Their artillery equipment consists of a variety of very ordinary patterns. They have not yet any field-guns with breaks. The mounted artillery (Royal Horse Artillery) is a picked body of men. Its officers must have served four years in the Field Artillery, and must also be possessed of a certain private income.
Their guns, Armstrongs of 76.2 millimetres, are called 12-pounders (from the weight of the projectile). The Field Artillery uses 89 millimetre guns with 22-pound shells. The breech-blocks are screwed in. The mountain-guns (1882 pattern) are loaded at the muzzle.
The batteries consist of six pieces, with the exception of the volunteer batteries, which have only four.

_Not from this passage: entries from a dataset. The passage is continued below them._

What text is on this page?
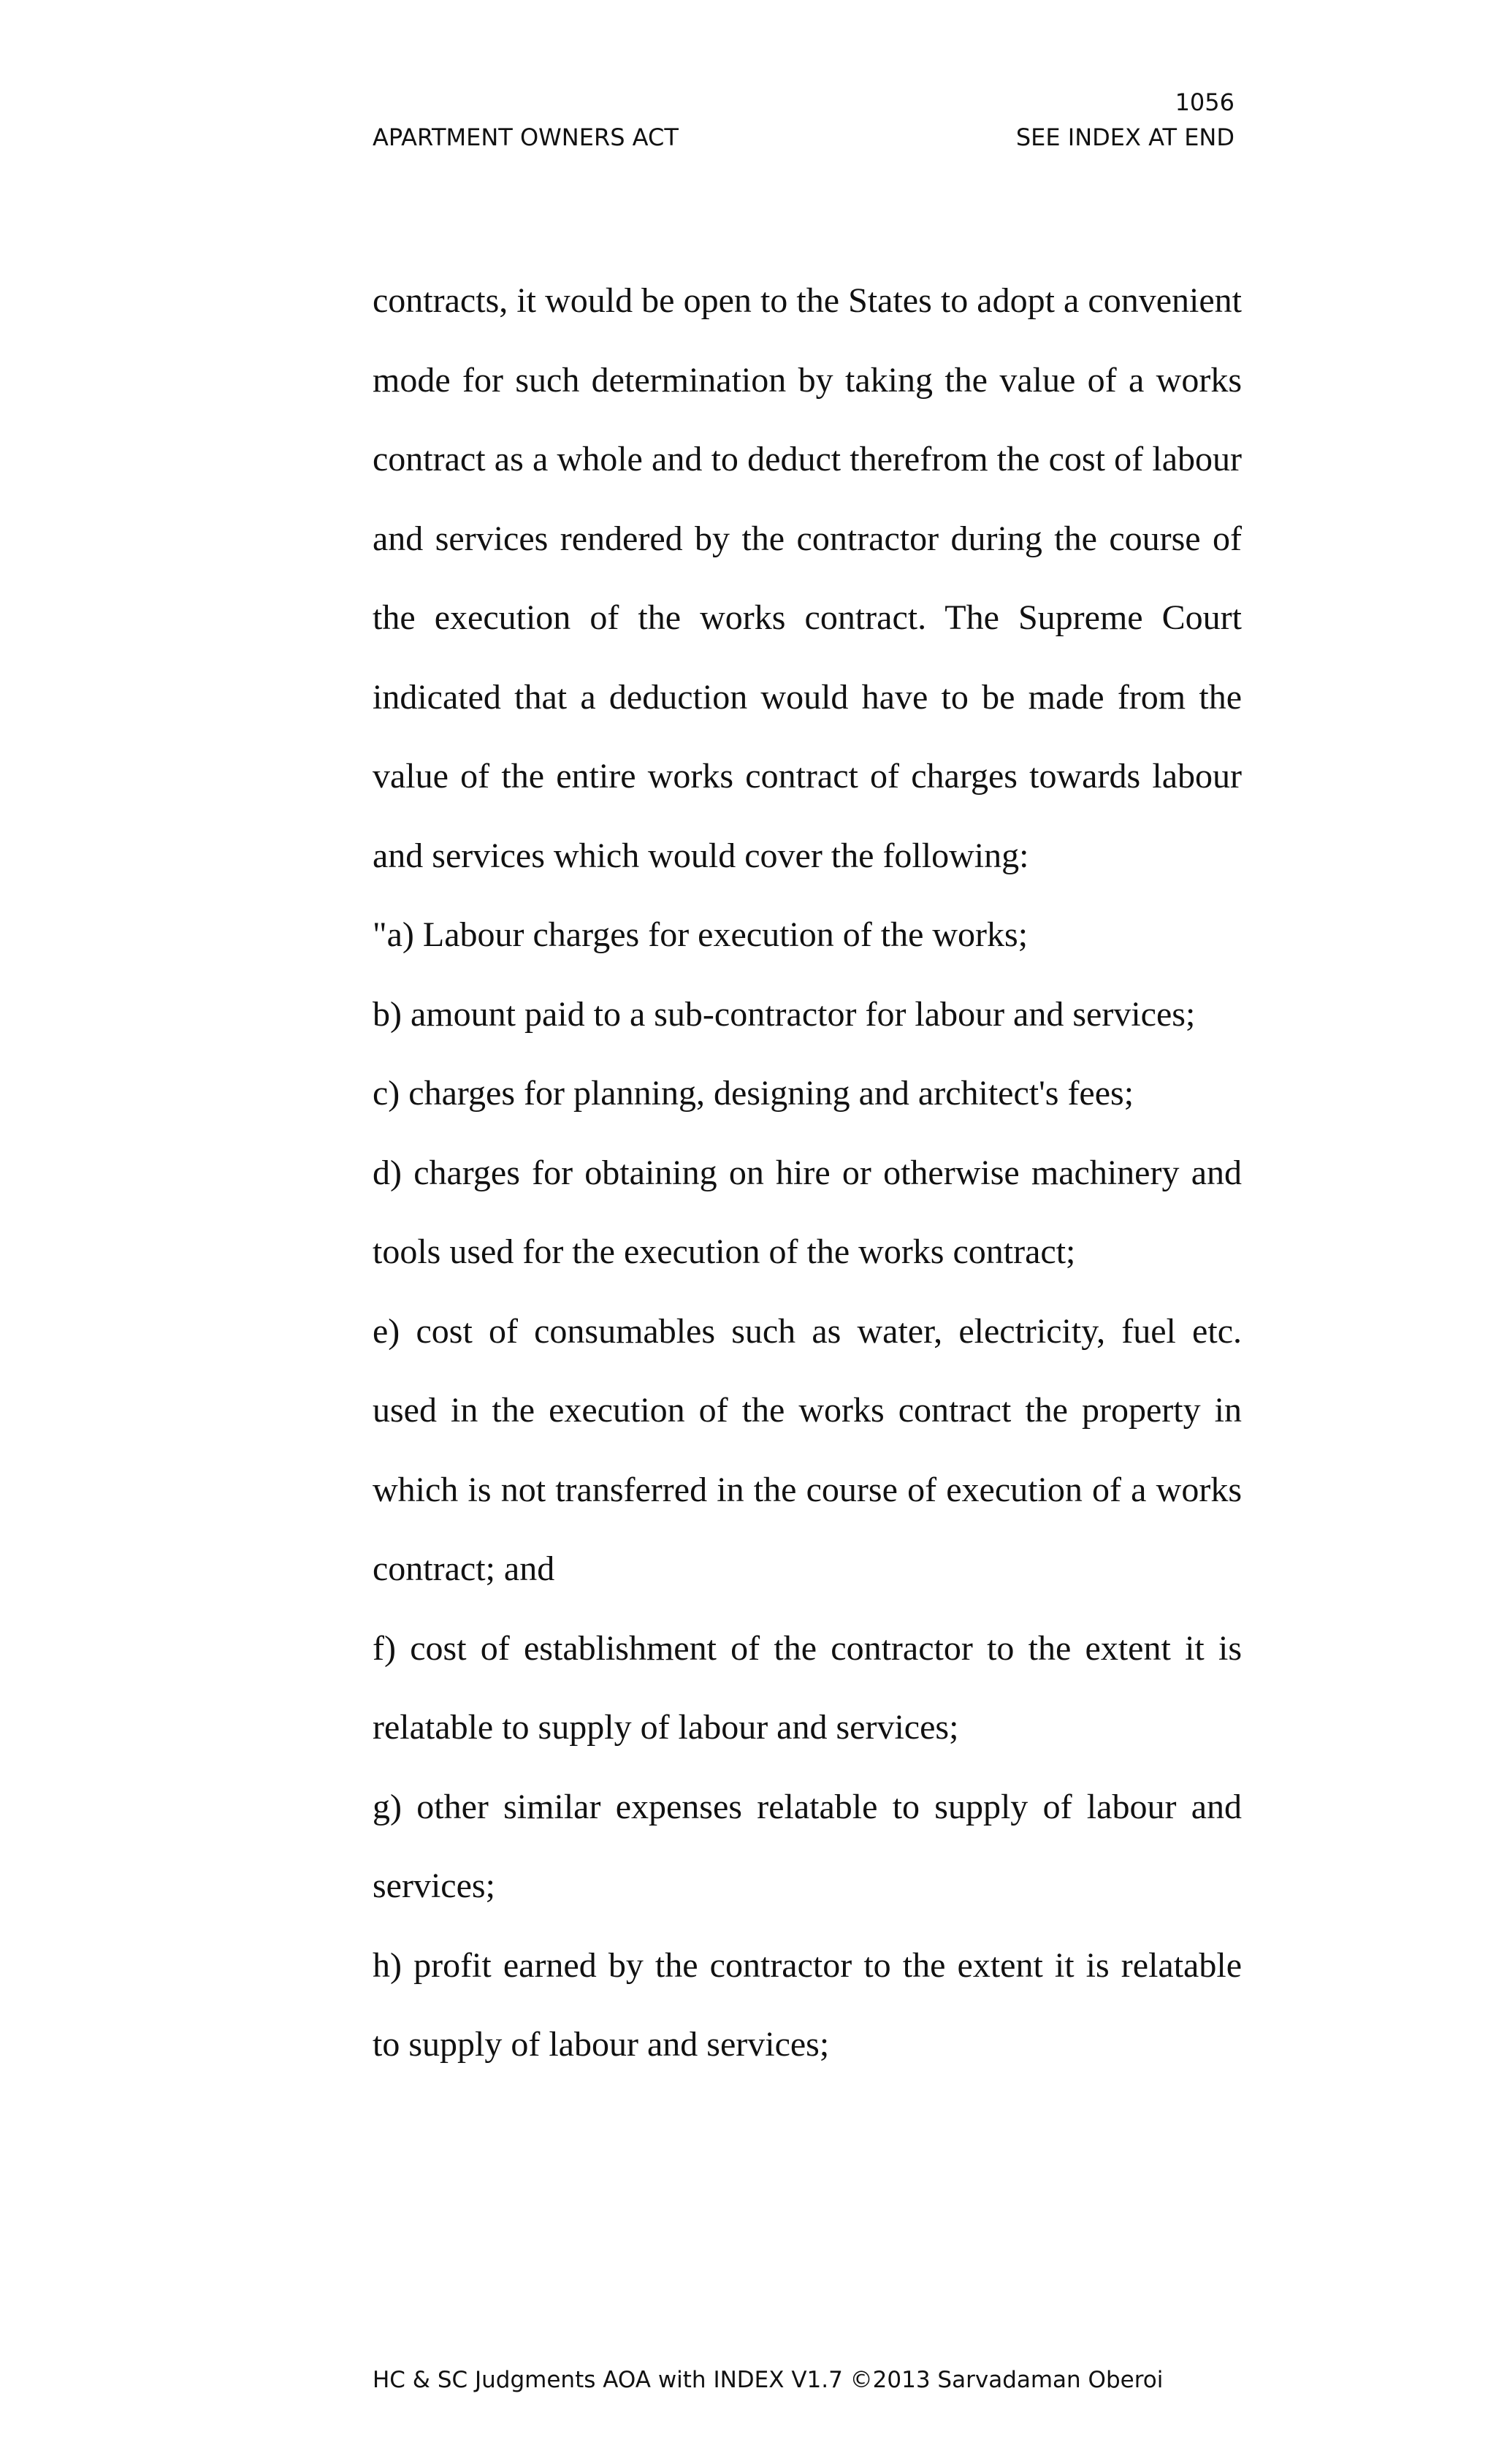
1056
APARTMENT OWNERS ACT	SEE INDEX AT END

contracts, it would be open to the States to adopt a convenient mode for such determination by taking the value of a works contract as a whole and to deduct therefrom the cost of labour and services rendered by the contractor during the course of the execution of the works contract. The Supreme Court indicated that a deduction would have to be made from the value of the entire works contract of charges towards labour and services which would cover the following:

"a) Labour charges for execution of the works;

b) amount paid to a sub-contractor for labour and services;

c) charges for planning, designing and architect's fees;

d) charges for obtaining on hire or otherwise machinery and tools used for the execution of the works contract;

e) cost of consumables such as water, electricity, fuel etc. used in the execution of the works contract the property in which is not transferred in the course of execution of a works contract; and

f) cost of establishment of the contractor to the extent it is relatable to supply of labour and services;

g) other similar expenses relatable to supply of labour and services;

h) profit earned by the contractor to the extent it is relatable to supply of labour and services;

HC & SC Judgments AOA with INDEX V1.7 ©2013 Sarvadaman Oberoi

Their shell-guns, of which even during their operations on the open plain they had a certain number of batteries (notably No. 61 Battery at Spion Kop, and No. 65 Battery at Paardeburg), are howitzers of the latest pattern; they are loaded at the breech, and are specially constructed for fire at a high angle of elevation.
Their naval guns and siege guns, dragged about by teams of from twenty to thirty oxen, were able to follow the troops in a satisfactory manner.
The lyddite shells did not prove very effective. They explode with a loud and violent report. The green smoke has a stupefying effect; objects such as stones or fragments of shell that come in contact with the explosive take on a sulphur-green tint.